Mauldin returned to her home state a year ago after a mentor asked her pointedly when the last time she’d been to rural South Carolina. “He said, well, I would highly recommend you look at issues your state is facing and see what you can do there.”

She was hired as executive director of South Carolina Future Minds, a nonprofit dedicated to improving public education in the state. “What made me different among my friends and colleagues was that I was from the South, and the issues we face in the Southeast are the same ones I experienced in other countries.”

Since the election, Mauldin has come back around to remembering the long game. “Frankly, since I moved back to South Carolina, I knew I was not going to have as many visible wins as I did back in Boston. We’re progressing reform on the margins before it becomes mainstream and it takes years of agitating.”

Mauldin sees value in helping strengthen the philanthropic networks in South Carolina to raise up those that have been left behind and fight for racial and social justice. She’s already rolled up her sleeves and gotten to work.
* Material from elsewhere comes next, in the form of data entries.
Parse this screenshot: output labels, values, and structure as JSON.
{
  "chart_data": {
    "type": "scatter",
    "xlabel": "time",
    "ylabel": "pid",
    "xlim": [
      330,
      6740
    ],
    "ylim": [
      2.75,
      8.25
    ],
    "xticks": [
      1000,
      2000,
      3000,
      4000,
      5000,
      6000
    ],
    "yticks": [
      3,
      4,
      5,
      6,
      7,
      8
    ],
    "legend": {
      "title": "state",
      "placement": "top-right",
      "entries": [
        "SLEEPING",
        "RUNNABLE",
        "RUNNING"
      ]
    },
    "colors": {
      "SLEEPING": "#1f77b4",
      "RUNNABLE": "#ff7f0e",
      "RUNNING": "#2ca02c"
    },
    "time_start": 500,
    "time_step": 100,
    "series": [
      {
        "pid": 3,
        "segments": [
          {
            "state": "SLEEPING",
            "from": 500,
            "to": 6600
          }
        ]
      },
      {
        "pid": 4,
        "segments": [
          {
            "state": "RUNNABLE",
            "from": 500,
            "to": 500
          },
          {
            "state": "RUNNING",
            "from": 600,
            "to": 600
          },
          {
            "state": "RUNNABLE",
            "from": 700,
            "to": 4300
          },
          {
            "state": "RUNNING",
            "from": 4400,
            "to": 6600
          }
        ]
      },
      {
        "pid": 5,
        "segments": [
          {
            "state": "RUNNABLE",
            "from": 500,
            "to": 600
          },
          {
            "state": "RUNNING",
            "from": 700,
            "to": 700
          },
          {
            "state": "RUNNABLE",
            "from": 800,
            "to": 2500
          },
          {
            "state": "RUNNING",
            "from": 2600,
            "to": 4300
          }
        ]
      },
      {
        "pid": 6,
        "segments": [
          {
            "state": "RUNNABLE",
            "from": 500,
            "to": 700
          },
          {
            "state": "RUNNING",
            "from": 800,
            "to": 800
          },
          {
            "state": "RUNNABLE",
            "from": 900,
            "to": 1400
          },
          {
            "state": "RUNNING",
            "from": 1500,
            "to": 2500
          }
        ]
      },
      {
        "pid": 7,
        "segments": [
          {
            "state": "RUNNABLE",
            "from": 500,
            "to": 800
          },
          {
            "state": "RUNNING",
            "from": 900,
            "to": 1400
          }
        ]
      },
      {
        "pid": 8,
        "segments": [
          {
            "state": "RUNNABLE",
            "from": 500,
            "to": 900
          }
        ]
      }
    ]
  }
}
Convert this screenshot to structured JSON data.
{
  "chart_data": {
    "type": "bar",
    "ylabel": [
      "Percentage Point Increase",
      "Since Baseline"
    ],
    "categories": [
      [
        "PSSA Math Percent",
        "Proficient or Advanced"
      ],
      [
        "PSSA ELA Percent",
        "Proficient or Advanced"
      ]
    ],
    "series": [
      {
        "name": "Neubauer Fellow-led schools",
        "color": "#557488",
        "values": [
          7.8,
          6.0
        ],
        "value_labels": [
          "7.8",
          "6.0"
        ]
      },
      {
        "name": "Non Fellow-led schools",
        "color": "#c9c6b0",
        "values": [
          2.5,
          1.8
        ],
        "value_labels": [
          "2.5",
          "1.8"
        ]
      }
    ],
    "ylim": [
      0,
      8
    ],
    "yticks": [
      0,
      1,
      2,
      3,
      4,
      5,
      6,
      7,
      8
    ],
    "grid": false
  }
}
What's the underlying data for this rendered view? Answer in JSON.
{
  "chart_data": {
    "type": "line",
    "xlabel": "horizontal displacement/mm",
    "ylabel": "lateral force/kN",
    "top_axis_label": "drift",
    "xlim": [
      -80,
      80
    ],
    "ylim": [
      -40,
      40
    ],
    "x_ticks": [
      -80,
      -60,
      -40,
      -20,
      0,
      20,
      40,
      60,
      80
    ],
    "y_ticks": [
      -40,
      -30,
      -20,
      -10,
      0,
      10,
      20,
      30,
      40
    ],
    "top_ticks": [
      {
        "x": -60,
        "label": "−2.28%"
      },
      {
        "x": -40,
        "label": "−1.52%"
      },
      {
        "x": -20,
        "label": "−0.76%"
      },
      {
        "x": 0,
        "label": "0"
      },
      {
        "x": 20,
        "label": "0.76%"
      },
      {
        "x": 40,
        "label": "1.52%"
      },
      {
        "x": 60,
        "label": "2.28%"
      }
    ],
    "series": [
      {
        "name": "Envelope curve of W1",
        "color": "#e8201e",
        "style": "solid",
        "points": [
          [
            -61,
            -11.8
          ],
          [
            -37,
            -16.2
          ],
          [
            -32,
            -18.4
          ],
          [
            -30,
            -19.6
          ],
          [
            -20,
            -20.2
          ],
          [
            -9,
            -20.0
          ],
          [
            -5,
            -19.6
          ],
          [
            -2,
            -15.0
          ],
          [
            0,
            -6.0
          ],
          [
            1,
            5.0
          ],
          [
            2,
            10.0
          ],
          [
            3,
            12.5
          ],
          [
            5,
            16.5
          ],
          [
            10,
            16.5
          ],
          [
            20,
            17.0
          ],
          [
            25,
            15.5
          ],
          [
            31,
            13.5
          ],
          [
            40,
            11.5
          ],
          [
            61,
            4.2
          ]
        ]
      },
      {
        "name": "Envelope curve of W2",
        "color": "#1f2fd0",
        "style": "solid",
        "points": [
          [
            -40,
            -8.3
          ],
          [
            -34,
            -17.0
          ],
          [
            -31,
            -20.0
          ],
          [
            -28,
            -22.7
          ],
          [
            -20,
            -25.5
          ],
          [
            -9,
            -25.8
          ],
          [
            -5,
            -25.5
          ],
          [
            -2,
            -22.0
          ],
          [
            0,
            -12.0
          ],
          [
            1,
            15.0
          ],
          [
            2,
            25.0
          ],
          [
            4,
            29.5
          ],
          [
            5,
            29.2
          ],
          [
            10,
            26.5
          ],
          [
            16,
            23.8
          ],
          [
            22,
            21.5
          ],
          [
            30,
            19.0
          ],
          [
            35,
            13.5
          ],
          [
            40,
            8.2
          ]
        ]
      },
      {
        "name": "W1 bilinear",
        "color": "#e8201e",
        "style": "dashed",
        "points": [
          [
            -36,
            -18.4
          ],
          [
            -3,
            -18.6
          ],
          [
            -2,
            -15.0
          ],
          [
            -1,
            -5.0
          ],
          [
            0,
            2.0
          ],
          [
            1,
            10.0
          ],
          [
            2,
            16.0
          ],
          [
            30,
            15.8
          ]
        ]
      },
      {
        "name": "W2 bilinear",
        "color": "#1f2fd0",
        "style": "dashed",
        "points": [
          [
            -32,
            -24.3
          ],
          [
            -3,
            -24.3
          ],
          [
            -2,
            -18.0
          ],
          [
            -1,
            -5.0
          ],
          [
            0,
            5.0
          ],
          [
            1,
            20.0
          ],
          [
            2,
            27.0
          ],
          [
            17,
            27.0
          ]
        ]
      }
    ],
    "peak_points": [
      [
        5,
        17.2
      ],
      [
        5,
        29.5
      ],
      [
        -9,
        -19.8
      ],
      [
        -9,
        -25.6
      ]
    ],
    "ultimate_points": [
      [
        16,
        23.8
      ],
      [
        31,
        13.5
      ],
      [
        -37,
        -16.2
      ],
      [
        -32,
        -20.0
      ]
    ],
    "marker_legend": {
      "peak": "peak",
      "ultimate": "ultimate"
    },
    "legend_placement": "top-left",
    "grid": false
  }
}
Indivisible with liberty and justice for all

In mid-December, a group of former congressional staffers released an online document called Indivisible: The Practical Guide for Resisting the Trump Agenda, which promised to reveal best practices for making Congress listen.

Taking a page from the Tea Party movement, these anonymous writers have provided a step-by-step playbook for standing up to Trump and the Republican agenda, which seemed just the thing these three Charleston groups need.

The writers are seeing similar gatherings of people across the nation and are trying to lasso them into action: “The Tea Party formed organically as conservatives upset after the 2008 election came together in local discussion groups. We believe the same thing is happening now across the country as progressives — in person, in already existing networks, and on Facebook — come together to move forward. The big question for these groups is: what’s next?”

By the first week in January, Indivisible had received enough press and attention that it was being discussed by many of the women I had been meeting with over the last two months.

“If you’re reading this, you’re probably already part of a local network of people who want to stop the Trump agenda — even if it’s just your friends or a group on Facebook. This chapter is about how to take that energy to the next level, and start fighting locally to take the country back.”

Rachel Maddow profiled Indivisible on her show last week, and chronicled the rapid success of the Tea Party. By the spring and summer of Obama’s first term, they were agitating nationally, steering the conversation to their issues, bullying Republicans into listening to them, and effectively stumping Obama who had a supermajority and seemed unstoppable.

If they could do that to Obama, surely a progressive movement could do the same with Trump.

The Indivisible authors provide a simple four chapter outline for action. In chapter one, they describe the success of the Tea Party and pull out two components for success: “local strategy targeting individual Members of Congress (MoCs), and a defensive approach purely focused on stopping Trump from implementing an agenda built on racism, authoritarianism, and corruption.”

Members of Congress, they point out, are motivated by their re-election. They want to look good to their constituents and get good press. The best way to hit them where it hurts is to attend their town hall meetings, protest at their other appearances like ribbon cuttings, conduct sit-ins and meetings at their offices, and coordinate a barrage of calls when legislative votes are coming up. Indeed, a few weeks ago, phone calls proved to be a very big factor in the Republicans withdrawing their plan to gut the Office of Congressional Ethics at the beginning of the session.

Indivisible promises to galvanize the people who’ve been coalescing around the nascent women’s movement in Charleston. Already, the guide is being shared and discussed on Facebook group pages and emails. The call to action is not subtle but neither is it very hard.

And the message, ultimately, is one of hope in the midst of despair: “The best way to stand up for the progressive values and policies we cherish is to stand together, indivisible — to treat an attack on one as an attack on all.”